Cependant, il fallait vivre, lui qui y tenait tant, et surtout bien vivre.

Heureusement que parmi les pratiques avec lesquelles il avait souvent roulé sous la table, se trouvaient d’assez hauts fonctionnaires, des officiers surtout, qui prirent en pitié plutôt sa femme et ses enfants que lui-même.

Après avoir essayé inutilement plusieurs fois de le remettre à flot, ils avaient reconnu que c’était impossible, et ils lui avaient alors cherché un métier qui ne demandât, pour ainsi dire, aucune qualité, et qui permit à peu près tous les défauts.

À ce moment même, le guichetier en chef de la prison de la forteresse de Golconde étant mort, il avait semblé grotesque à ses protecteurs de nommer à sa place le gros et joyeux Stilson, le brasseur.

Du reste, les cachots étaient si vides la plupart du temps, que c’était une véritable sinécure que d’en posséder les clefs.

Il n’avait fallu rien moins que le procès de Romanshee pour peupler la prison, qui renfermait d’ordinaire fort peu de pensionnaires.

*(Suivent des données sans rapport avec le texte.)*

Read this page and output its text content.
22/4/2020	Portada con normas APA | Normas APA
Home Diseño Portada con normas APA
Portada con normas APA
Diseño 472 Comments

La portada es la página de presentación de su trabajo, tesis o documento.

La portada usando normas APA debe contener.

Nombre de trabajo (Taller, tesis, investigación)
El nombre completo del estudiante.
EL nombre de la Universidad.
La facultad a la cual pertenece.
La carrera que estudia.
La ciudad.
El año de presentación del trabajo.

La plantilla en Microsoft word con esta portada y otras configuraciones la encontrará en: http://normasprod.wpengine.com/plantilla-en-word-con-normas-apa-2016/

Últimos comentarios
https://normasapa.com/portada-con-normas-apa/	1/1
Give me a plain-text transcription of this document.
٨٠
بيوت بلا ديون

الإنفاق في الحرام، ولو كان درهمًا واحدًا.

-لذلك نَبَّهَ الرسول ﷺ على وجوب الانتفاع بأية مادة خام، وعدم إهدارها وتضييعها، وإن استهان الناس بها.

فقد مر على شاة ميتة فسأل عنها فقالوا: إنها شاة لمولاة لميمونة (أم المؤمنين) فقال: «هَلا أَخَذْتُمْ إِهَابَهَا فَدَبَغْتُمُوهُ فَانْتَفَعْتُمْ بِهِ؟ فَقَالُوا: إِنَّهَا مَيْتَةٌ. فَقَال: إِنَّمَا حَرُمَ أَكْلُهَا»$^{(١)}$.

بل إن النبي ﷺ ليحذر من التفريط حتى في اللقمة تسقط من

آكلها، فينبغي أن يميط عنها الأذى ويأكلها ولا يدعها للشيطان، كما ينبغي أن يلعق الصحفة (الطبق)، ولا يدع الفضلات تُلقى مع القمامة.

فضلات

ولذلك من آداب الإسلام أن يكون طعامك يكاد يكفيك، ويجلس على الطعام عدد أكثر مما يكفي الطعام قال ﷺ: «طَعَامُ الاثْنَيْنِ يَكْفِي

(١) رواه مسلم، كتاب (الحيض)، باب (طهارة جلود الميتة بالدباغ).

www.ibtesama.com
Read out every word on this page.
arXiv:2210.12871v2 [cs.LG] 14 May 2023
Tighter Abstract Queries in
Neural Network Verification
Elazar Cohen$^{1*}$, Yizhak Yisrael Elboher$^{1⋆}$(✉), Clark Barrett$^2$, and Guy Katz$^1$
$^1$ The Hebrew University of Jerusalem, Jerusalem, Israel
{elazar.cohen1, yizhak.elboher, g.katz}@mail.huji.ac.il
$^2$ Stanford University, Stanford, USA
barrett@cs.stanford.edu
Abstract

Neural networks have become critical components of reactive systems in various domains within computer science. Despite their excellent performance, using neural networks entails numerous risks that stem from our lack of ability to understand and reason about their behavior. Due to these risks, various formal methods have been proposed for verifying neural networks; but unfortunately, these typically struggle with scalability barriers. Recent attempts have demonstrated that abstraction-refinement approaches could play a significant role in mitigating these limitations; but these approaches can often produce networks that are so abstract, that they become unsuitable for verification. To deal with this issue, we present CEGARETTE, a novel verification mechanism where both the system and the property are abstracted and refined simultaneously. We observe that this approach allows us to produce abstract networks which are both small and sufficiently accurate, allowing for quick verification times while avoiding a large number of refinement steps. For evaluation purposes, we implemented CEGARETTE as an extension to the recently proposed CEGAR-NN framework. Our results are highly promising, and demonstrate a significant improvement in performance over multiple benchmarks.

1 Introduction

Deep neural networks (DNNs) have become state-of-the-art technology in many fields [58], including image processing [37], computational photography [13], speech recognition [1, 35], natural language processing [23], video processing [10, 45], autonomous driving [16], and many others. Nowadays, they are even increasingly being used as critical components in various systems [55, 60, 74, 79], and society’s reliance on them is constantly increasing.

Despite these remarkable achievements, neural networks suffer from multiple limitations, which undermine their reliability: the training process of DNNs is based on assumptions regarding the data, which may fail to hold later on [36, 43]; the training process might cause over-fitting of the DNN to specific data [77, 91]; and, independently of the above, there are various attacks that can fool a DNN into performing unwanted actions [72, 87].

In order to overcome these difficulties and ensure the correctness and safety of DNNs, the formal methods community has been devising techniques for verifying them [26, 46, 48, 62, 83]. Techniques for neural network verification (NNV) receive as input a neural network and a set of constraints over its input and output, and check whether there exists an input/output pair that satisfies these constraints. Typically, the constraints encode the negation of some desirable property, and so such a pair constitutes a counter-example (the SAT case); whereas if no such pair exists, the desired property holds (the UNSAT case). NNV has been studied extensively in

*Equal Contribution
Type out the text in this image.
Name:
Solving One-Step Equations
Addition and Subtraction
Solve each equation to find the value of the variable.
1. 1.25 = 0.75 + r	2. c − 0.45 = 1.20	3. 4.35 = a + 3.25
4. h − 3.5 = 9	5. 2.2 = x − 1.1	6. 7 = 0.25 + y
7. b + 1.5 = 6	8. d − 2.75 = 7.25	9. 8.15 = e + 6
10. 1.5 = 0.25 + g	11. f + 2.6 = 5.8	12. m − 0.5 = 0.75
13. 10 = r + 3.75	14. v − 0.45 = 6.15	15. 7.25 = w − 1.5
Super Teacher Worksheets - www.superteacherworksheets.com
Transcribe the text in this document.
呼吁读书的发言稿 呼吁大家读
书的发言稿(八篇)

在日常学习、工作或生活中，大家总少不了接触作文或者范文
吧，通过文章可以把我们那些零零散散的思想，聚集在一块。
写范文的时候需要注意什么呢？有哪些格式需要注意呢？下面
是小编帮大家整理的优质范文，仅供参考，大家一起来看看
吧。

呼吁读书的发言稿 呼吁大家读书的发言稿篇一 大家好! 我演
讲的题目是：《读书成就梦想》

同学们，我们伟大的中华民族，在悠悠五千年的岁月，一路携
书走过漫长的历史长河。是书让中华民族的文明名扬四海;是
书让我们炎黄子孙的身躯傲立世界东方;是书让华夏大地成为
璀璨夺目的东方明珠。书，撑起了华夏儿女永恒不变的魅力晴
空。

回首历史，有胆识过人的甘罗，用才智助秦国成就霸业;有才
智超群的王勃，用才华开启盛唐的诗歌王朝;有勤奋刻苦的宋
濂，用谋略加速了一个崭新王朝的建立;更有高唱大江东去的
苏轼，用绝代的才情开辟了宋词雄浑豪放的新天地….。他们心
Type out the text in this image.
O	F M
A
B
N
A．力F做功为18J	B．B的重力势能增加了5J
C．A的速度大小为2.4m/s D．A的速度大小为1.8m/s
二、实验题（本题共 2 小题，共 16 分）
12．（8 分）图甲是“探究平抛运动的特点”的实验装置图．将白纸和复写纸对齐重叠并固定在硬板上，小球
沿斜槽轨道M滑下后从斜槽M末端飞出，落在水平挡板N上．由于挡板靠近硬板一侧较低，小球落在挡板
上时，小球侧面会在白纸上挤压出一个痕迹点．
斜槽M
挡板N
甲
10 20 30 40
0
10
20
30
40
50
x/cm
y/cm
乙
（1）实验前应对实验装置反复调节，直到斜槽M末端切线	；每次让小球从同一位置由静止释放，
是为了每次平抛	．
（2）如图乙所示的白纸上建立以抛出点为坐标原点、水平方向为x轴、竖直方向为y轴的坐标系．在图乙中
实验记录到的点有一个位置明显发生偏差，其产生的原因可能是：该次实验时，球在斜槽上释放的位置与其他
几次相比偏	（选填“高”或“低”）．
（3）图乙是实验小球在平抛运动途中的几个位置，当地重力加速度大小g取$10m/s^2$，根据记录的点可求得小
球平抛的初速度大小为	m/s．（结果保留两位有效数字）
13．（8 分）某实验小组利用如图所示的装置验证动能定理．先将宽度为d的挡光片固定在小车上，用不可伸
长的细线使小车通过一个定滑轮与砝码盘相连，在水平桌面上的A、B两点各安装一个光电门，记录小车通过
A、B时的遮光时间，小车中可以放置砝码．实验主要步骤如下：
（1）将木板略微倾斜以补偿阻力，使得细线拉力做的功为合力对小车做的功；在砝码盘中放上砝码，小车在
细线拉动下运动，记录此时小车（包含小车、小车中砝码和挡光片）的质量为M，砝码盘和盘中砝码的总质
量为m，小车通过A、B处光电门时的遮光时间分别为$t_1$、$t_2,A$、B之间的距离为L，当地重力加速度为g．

Lorsque maître Stilson s’était vu à la tête d’un si nombreux personnel, il s’était réellement cru élevé à des fonctions importantes, et ses subordonnés avaient eu à souffrir, car il ne supportait pas la moindre opposition dans ce qu’il appelait orgueilleusement son château.

La forteresse de Golconde était et est encore aujourd’hui d’ailleurs un véritable château fort.

Construite par les anciens souverains de la province sur le sommet du rocher élevé dont les versants servent de base aux principaux édifices de la ville, puis agrandie par Aureng-Zeyb, et après la conquête, par les Anglais, c’est une citadelle imprenable.

Jadis, pendant ces guerres incessantes dont le Dekkan fut le théâtre, les habitants des cités voisines venaient chercher un abri au pied de ses murailles.